All students were undertaking the second or third year of their B(des) Design degree and are following the Fashion Design concentration and another, either Product Design, Multimedia or Strategic Design Management. They worked remotely online in groups of 3-4. During the course, the students were introduced to the current challenges within the fashion industry and the impacts from a social, ethical, environmental and economic perspective and explored alternatives to the prevalent linear fashion system. The students are taught throughout their courses at DIDI to creatively challenge the status quo so the Fashion Fictions project was the perfect culmination of their theoretical design thinking before they enter their final year.
Italian secondary schools
Over two successive years, Aniko Gal has run a series of lessons dedicated to sustainable fashion in Italian high schools and included Fashion Fictions as part of the class activities.
In 2021 she selected three worlds to share with the group and each student chose one to work with as a Stage 2 activity. The students then presented their work to the class: a paragraph of thoughts on the everyday life in the world they selected and a moodboard. The activity inspired the students and started discussions about the future.

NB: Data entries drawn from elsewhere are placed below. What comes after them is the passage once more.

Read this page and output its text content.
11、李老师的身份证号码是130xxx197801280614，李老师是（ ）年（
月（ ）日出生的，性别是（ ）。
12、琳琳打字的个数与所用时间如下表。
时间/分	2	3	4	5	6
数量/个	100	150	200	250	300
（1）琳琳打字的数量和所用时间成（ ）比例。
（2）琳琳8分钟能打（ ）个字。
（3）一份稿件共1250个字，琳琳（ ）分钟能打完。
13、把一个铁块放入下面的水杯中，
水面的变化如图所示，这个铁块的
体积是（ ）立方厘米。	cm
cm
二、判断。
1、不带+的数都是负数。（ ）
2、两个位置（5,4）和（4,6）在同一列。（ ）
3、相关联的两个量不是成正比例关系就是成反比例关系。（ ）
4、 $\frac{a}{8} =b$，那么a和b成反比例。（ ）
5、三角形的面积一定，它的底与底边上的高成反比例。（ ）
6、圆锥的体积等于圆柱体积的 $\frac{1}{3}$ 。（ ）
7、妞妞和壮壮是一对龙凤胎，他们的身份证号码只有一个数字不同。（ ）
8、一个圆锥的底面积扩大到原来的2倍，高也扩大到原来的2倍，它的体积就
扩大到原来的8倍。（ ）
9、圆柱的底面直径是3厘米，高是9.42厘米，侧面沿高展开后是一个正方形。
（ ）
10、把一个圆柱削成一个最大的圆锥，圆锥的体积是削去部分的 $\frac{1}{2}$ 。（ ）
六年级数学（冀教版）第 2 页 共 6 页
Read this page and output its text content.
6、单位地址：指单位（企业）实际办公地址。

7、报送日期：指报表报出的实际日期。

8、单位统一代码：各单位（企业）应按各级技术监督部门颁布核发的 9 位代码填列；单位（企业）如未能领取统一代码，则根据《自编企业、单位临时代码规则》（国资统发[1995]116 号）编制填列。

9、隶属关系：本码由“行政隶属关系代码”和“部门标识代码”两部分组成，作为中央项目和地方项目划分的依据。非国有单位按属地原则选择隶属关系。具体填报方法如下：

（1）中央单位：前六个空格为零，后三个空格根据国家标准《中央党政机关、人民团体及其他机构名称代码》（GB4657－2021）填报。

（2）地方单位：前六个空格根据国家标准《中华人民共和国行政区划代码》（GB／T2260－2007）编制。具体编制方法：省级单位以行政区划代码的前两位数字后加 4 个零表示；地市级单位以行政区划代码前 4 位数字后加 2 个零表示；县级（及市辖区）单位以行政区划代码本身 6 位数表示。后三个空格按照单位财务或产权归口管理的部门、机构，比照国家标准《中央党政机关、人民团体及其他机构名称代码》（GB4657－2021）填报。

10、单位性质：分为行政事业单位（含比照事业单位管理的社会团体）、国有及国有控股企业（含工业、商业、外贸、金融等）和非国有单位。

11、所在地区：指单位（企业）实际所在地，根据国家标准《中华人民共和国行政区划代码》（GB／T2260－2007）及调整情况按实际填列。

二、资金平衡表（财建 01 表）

In 2022, as part of a short course on Sustainable Fashion for 17-18 year olds in a Technical Institute, Aniko again incorporated a Stage 2 activity. She asked students to reflect on a world and create a moodboard about it (two hours in class, plus time working at home), then to discuss their moodboards (one hour in class).
Aniko says: “Once we arrived at the lessons that integrated Fashion Fictions, after some introductory lessons about sustainability, I found that the class started to actually understand the many implications of potential changes on a large scale when we discussed some randomly- selected worlds.”
University of Delaware, USA
Forty students in the Department of Fashion and Apparel Studies took part in Stage 1 and Stage 2 Fashion Fictions activities. The activities, each lasting one week, book-ended a required entry-level ‘Sustainability in Fashion’ course. The students worked individually to create and explore their worlds, in connection with one of the course objectives: “Empower students to become change agents who cultivate ecological, economic and cultural conditions that will support human well-being indefinitely.”
London College of Fashion, UK
Fashion Fictions has been used with multiple groups of students at LCF:
A combined Stage 1 and Stage 2 activity was set as part of the Cultural and Historical Studies undergraduate Year 2 Sensory Fashion Project, which involved students from all School of Design and Technology courses. Most chose to work individually. The brief was adjusted slightly as the students were asked to create worlds that had a Sensory aspect and draw on some of the themes from the Sensory Fashion Project. Students had 2 weeks (working independently) to come up with their worlds, which they then presented to the whole cohort. Most chose to work individually, with one group.
A 3-hour Stage 1 workshop was run for Post Graduate Diploma students, many of whom are expecting to go on to MA courses within Fashion. Students were free to work in groups of about three, or individually. The workshop took place during a Sustainability Week where a variety of approaches were being explored.